This October marks the 20th anniversary of Cybersecurity Awareness Month (CAM). There’s no question that, since the very first CAM, the industry has made significant strides in raising overall awareness around cybersecurity threats.
However, despite the advances made on the awareness front, identifying and following best practices to defend against cyberattacks is still a problem area for many. In fact, a 2022 study from the National Cybersecurity Alliance found that 39% of respondents feel information on how to stay secure online is confusing, and 46% felt frustrated while trying to stay secure online. Couple this with the fact that we are now in an era of unprecedented cyber threat activity, and organizations and individuals alike are arguably more at risk than ever before.
The good news is, we can battle rising risk levels by putting security practices in place that help us stay safe online – and the process doesn’t have to be complicated, costly or time consuming. Even with all the technological advancements the cybersecurity industry has made over the last 20 years, the best way to achieve a secure state that protects personal data online is still mastering the cybersecurity basics that have been around for years.
CAM themes illustrate the importance of mastering the basics
This year’s CAM themes reflect four of these security fundamentals. Following we’ll examine why each is so important to online safety and provide easy yet actionable steps to master them.
1) Use strong passwords and a password manager. Despite knowing weak passwords can lead to cyberattacks, we often still use basic passwords and patterns for memory’s sake, and worse yet, reuse the same password across accounts – culminating in an ideal playing field for cybercriminals.
The longer and more complex a password is, the harder it will be for bad actors to crack. In fact, a 12-character password could take 27,000 years to crack and cost hackers $6.4 trillion to do so. Given this, the ideal password consists of 12 or more characters and a mix of lowercase and uppercase letters, numbers and special symbols.
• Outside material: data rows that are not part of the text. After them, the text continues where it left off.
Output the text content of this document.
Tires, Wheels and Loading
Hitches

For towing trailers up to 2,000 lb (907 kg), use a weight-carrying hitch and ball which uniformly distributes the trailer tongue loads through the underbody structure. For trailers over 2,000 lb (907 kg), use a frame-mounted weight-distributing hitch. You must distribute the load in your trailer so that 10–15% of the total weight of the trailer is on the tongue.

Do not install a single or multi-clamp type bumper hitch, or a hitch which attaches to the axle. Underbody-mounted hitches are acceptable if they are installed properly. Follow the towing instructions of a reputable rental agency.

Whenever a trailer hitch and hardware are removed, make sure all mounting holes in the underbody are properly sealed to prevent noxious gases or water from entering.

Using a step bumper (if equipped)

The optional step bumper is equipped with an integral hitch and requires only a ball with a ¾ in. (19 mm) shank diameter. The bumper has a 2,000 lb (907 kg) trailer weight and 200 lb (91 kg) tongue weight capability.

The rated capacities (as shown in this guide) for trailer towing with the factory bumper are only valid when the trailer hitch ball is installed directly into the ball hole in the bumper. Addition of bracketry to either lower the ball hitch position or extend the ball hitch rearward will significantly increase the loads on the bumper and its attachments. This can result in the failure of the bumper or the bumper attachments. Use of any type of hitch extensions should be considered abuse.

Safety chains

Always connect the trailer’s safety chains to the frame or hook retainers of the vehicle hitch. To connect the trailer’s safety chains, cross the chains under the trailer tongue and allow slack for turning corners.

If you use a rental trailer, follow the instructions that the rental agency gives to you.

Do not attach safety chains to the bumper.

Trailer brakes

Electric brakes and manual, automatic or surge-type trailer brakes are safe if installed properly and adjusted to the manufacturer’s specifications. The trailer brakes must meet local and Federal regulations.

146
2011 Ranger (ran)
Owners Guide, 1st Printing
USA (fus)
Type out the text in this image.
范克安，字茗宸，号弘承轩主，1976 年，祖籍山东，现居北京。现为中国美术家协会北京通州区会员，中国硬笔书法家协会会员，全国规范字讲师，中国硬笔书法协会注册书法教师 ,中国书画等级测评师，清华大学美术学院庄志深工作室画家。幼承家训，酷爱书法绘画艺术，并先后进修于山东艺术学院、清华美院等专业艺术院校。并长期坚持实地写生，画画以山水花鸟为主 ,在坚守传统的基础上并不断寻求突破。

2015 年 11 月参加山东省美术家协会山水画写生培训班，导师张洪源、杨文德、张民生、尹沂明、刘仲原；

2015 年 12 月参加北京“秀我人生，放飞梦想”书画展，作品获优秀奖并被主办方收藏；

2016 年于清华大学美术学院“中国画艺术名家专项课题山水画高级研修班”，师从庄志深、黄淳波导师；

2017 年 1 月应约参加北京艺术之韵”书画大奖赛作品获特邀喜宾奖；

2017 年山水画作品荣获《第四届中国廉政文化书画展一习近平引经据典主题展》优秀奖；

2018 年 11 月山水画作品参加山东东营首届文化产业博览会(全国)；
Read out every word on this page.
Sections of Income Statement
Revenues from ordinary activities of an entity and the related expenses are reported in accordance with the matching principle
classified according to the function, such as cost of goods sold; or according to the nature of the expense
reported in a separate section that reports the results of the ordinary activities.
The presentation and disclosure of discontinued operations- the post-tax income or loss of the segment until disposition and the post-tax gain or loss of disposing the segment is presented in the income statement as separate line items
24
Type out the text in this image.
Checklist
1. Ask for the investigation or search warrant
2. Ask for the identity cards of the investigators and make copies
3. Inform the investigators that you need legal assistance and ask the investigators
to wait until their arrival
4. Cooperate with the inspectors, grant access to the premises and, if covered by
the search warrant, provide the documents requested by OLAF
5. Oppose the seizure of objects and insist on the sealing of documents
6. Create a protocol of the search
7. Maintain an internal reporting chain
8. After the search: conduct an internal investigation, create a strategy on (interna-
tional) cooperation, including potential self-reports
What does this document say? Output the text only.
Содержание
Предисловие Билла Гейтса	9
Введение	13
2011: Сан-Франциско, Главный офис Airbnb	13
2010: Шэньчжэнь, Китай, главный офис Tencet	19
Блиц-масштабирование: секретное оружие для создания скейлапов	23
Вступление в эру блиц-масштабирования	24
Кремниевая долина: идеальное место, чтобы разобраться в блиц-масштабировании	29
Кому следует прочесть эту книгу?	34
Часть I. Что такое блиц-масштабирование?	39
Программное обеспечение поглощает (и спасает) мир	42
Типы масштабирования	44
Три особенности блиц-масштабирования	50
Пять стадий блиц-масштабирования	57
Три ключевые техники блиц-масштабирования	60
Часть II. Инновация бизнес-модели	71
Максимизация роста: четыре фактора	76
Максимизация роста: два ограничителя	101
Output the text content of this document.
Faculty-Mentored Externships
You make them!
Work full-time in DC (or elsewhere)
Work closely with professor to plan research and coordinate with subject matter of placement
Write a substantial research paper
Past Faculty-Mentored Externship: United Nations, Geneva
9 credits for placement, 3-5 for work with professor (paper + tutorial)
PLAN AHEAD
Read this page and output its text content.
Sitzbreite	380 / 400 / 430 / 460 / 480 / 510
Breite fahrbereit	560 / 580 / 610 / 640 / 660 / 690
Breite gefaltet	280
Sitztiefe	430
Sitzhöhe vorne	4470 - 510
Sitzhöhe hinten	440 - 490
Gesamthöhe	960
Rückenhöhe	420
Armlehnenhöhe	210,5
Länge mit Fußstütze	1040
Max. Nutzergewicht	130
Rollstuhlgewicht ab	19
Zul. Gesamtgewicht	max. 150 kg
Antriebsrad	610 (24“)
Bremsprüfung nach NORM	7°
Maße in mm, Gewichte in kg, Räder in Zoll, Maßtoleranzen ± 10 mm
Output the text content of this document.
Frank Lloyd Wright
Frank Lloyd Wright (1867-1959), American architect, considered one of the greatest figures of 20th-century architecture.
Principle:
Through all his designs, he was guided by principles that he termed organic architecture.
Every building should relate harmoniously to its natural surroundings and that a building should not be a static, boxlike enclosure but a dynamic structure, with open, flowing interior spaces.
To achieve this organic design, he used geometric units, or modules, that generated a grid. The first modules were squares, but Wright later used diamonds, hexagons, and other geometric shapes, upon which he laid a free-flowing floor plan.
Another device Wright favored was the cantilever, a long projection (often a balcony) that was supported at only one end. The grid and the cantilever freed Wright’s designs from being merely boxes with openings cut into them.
Passphrases, or a sequence of words that make up a password, are also a sound strategy. For example, turning the phrase “make a difference” into a complex passphrase might look something like this: “M@kE4d1Ff3reN
Additionally, each account should be protected with a unique password to avoid giving threat actors access to multiple accounts from one password breach. Finally, password managers remain one of the best ways to manage online credentials because they can auto-generate passwords and store credentials in a safe, encrypted database – while taking the onus off users to remember credentials for myriad accounts.
2) Turn on multifactor authentication (MFA). MFA is a method of authenticating into an account that requires users to present at least two pieces of evidence to prove their identity — something they know (e.g., a password, PIN, passcode, pattern), something they have (e.g., smart card, keys, an authentication code via text/email/phone/token) and something they are (e.g., facial recognition, fingerprint scan, voice verification).
Since MFA requires at least two forms of authentication, it’s much harder for cybercriminals to gain unauthorized access to accounts, even if they have compromised a password. This second layer of security should be prioritized, especially on accounts that store financial information, personal information and health data. Enabling MFA is easy — it’s often a matter of confirming that MFA is available on the account and then turning it on. If it’s not available, keep up to date on security updates and feature releases, as more accounts are enabling MFA functionality.
3) Recognize and report phishing. Phishing is a fraudulent attempt to trick individuals into divulging sensitive information by pretending to be a trusted source, often through email communication. According to the Cybersecurity and Infrastructure Security Agency (CISA), 90% of all cyberattacks begin with phishing.
Being able to identity a phishing email is paramount to protecting personal data and staying safe online. To do this, look for common characteristics found within malicious emails, including an unofficial or unfamiliar sender address, a generic greeting, misspelled words and grammatical errors, unprofessional or atypical formatting, unusual requests for sensitive information, language meant to urge immediate action and links that are shortened or mask the destination. If you suspect an email to be malicious, avoid clicking links and opening attachments within.
Equally as important to recognizing phishing attempts is reporting on it, so others in the organization don’t fall victim to the same threat. To increase the likelihood that employees will take action, make reporting to IT departments fast and easy. In the case of a personal attack, individuals can contact their email provider or the Federal Trade Commission (FTC).
4) Update software. In addition to credential theft and phishing, threat actors also try to capitalize on vulnerabilities in software and applications, which can even include home routers. Developers do their best to patch or fix these vulnerabilities to safeguard their users and information from being exploited, and these “fixes” come in the form of updates.
Security updates are released with relative frequency to keep up with the nefarious activities of threat actors, and it’s important to update devices and software when prompted. Instead of checking your settings daily for all the applications and software you use, consider turning on automation that will enable updates straight from the source.
The most important takeaway is that cybersecurity isn’t a once-a-year task to check off your to-do list. Use this year’s CAM to build a cybersecurity program founded on strong fundamentals, and then make it a priority 365 days a year.